Saímos da casa depois da ceia. Éramos quatro ou cinco pessoas com a doente. Atravessamos o rio numa canoa e chegamos na casa do velho já tarde da noite. Não tardaram os preparativos para a sessão. Uma toalha branca foi estendida no meio da sala, sobre a qual colocaram velas acesas, imagens de Santos, cachimbos, garrafas de aguardente, tigelinhas de barro, etc. Iniciaram os trabalhos com cânticos monótonos e graves. O ambiente era silencioso, com aparatos de cunho emocional, semelhantes aos que presenciei em algumas Tendas de Umbanda que acabo de frequentar. Acocorados em torno da mesa ficamos todos. O velho toma lugar numa das cabeceiras. A aguardente domina. À medida que as tigelinhas com a bebida se iam esvaziando e se enchendo, o ambiente ia se tornando mais tenso, culminando no instante em que o velho se levanta "atuado" e sai sapateando em volta da mesa, até cair bruscamente junto da doente. Quando então se levantam os filhos e soprando seus cachimbos pelo lado oposto defumam o pai da cabeça aos pés. Com a sala cheia de fumaça o ambiente fica irrespirável. Minutos após esta cena o feiticeiro ergue-se rapidamente e põe a boca na altura do ombro da doente e começa a chupar-lhe a pele. Feito isto, já de pé com o semblante grave, cospe na mão e sai mostrando, à luz das velas, aos presentes, o que havia "extraído" do corpo da enferma: uma baba sanguinolenta, misturada com cabelo e contas de rosário.

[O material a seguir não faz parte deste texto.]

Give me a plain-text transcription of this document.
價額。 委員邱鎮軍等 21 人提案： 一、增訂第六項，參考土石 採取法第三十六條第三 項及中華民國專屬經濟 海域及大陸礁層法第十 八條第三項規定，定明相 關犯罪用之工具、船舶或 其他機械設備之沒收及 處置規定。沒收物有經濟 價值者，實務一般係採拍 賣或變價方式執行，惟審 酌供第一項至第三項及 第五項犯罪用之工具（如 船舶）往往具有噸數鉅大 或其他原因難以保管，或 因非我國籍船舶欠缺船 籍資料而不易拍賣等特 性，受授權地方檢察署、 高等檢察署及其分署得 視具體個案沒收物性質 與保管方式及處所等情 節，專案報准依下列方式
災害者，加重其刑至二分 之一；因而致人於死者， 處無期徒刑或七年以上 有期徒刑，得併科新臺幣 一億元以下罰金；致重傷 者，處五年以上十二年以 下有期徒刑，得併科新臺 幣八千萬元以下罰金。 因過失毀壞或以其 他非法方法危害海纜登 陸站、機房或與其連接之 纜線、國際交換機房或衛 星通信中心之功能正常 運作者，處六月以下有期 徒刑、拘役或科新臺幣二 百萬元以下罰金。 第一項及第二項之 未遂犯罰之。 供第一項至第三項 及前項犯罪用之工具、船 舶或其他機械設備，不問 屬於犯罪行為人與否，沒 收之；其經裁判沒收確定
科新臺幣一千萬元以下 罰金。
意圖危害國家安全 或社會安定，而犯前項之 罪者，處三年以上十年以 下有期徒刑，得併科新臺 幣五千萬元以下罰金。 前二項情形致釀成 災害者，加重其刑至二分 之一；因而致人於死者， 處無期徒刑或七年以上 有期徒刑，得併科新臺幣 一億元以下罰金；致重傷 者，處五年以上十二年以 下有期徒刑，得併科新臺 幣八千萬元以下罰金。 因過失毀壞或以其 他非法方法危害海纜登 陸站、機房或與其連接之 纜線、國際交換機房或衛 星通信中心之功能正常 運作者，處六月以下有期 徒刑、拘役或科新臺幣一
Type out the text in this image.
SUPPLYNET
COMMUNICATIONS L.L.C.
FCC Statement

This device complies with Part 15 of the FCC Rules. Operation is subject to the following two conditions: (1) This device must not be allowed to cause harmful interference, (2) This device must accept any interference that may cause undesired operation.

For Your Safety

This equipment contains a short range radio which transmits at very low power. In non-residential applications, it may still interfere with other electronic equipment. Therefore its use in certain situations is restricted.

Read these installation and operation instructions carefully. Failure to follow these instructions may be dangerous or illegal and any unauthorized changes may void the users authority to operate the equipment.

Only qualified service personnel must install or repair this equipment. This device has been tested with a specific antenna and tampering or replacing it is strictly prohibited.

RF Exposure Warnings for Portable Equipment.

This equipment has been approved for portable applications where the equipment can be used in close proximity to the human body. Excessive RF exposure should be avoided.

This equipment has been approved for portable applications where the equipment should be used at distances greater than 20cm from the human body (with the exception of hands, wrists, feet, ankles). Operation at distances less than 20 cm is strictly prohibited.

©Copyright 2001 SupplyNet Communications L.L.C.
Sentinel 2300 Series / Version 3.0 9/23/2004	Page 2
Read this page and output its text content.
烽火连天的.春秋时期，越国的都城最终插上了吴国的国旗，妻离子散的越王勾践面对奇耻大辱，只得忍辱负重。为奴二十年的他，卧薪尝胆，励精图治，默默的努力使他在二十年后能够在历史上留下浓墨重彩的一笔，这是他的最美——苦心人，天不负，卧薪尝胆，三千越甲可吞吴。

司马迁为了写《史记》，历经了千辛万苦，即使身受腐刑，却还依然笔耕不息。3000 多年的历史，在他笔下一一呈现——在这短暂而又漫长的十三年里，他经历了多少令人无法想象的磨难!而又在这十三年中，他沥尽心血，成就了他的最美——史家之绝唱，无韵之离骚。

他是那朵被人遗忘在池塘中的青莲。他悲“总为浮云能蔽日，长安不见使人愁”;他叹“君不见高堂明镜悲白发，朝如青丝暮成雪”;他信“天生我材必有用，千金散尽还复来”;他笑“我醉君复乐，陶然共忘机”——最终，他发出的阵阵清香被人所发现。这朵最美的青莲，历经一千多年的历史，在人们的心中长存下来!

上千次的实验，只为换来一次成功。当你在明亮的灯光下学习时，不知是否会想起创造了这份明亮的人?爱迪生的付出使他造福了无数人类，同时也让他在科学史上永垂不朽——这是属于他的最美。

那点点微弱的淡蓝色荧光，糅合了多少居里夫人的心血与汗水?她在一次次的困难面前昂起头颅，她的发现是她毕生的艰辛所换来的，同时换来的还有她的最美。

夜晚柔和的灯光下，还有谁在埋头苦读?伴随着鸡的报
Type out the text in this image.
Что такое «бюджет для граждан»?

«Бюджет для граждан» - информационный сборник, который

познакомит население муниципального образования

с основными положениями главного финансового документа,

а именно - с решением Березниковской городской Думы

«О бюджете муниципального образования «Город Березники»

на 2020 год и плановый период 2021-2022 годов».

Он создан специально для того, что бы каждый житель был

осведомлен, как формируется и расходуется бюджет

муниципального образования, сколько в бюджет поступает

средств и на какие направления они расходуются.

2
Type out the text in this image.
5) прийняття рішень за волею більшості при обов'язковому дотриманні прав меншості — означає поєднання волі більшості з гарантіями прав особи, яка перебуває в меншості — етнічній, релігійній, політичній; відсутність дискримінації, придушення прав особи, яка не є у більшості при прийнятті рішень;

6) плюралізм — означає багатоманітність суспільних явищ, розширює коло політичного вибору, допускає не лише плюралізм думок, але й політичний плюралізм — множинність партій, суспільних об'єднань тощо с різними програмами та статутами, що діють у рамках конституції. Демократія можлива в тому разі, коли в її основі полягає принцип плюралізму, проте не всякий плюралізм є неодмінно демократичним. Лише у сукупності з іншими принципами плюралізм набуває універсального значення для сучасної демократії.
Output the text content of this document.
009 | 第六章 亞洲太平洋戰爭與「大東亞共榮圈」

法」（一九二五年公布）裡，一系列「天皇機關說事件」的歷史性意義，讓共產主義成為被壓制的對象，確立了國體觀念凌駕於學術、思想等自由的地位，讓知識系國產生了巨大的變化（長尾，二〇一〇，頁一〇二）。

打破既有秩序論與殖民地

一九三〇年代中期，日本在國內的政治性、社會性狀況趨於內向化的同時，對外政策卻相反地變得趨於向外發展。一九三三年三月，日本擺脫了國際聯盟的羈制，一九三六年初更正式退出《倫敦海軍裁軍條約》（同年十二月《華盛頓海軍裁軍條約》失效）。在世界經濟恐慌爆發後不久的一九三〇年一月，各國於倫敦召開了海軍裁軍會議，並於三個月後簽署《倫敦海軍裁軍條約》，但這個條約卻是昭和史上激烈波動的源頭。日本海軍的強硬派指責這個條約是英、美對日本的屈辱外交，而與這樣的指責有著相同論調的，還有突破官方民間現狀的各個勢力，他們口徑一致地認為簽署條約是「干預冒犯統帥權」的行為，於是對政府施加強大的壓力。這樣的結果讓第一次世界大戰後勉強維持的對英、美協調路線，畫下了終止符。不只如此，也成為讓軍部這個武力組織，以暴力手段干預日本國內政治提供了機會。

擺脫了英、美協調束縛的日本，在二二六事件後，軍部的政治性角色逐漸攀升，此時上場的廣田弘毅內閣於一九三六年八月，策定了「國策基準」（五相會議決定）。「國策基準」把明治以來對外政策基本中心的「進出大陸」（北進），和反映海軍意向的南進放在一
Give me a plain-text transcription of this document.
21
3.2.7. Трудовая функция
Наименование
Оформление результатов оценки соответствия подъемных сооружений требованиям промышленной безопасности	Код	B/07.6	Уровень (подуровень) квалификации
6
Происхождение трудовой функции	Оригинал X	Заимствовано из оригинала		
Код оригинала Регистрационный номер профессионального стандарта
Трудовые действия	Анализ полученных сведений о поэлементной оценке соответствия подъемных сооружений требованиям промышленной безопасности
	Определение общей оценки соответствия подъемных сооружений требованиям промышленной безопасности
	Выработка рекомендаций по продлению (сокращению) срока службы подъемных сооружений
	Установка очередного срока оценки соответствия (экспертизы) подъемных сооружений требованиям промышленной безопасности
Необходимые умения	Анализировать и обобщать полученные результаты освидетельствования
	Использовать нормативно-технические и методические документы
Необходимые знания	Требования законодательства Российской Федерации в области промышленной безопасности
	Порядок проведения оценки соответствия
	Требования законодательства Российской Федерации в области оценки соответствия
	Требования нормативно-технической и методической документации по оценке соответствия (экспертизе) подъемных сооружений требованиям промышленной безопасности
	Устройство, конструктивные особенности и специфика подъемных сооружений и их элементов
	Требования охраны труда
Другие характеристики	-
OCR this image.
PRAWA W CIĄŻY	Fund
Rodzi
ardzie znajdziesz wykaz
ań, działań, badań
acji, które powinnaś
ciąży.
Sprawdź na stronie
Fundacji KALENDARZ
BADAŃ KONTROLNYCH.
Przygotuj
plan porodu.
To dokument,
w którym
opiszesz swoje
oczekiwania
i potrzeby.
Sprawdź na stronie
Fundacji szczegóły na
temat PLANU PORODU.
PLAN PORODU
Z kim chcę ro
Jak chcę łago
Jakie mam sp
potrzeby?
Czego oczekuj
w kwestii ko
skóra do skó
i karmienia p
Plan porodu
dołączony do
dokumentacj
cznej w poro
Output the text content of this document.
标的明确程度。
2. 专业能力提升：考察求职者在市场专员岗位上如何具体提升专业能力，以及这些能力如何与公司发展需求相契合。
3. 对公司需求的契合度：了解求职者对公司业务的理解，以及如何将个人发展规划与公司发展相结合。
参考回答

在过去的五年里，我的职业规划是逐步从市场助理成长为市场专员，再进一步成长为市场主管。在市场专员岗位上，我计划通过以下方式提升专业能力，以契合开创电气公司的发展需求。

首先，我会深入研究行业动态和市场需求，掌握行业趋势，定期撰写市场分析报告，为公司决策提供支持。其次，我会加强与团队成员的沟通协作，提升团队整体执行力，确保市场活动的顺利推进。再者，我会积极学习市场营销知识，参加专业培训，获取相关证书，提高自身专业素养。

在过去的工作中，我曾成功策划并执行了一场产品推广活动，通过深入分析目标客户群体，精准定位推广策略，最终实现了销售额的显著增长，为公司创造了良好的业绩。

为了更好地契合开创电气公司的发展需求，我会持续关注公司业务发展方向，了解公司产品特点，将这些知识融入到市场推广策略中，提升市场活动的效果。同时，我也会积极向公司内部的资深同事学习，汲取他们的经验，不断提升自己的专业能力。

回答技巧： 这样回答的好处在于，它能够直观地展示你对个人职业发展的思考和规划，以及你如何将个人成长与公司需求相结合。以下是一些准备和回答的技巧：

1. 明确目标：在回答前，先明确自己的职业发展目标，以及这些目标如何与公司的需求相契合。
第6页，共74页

Todos olhavam admirados e estarrecidos para aquilo, julgando fosse a causa da enfermidade... Creio que, aos olhos dos meus parentes e aos das filhas da enferma, vendo o velho "arrancar" aquela mistura repugnante do organismo da doente, talvez lhes parecesse uma coisa maravilhosa, quase um milagre... Mas quanto a mim, a dúvida ficava-me no espírito, mesmo tomado de espanto [SANTIAGO, 1973, p. 123-125]".
No último capítulo de meu livro ensaio a construção do Catimbó-Jurema ao longo do tempo, partindo dos rituais e crenças indígenas dos séculos XVI e XVII relatados por José de Anchieta, Jean de Léry e Roulox Baro, em direção à Jurema estudada por mim em Canguaretama no início deste século. É uma análise ousada, ainda em construção, que pretendo complementar com meu próximo trabalho - que possivelmente será intitulado ANTIGOS ESPÍRITOS TARAIRIU, KIRIRI E POTIGUARA.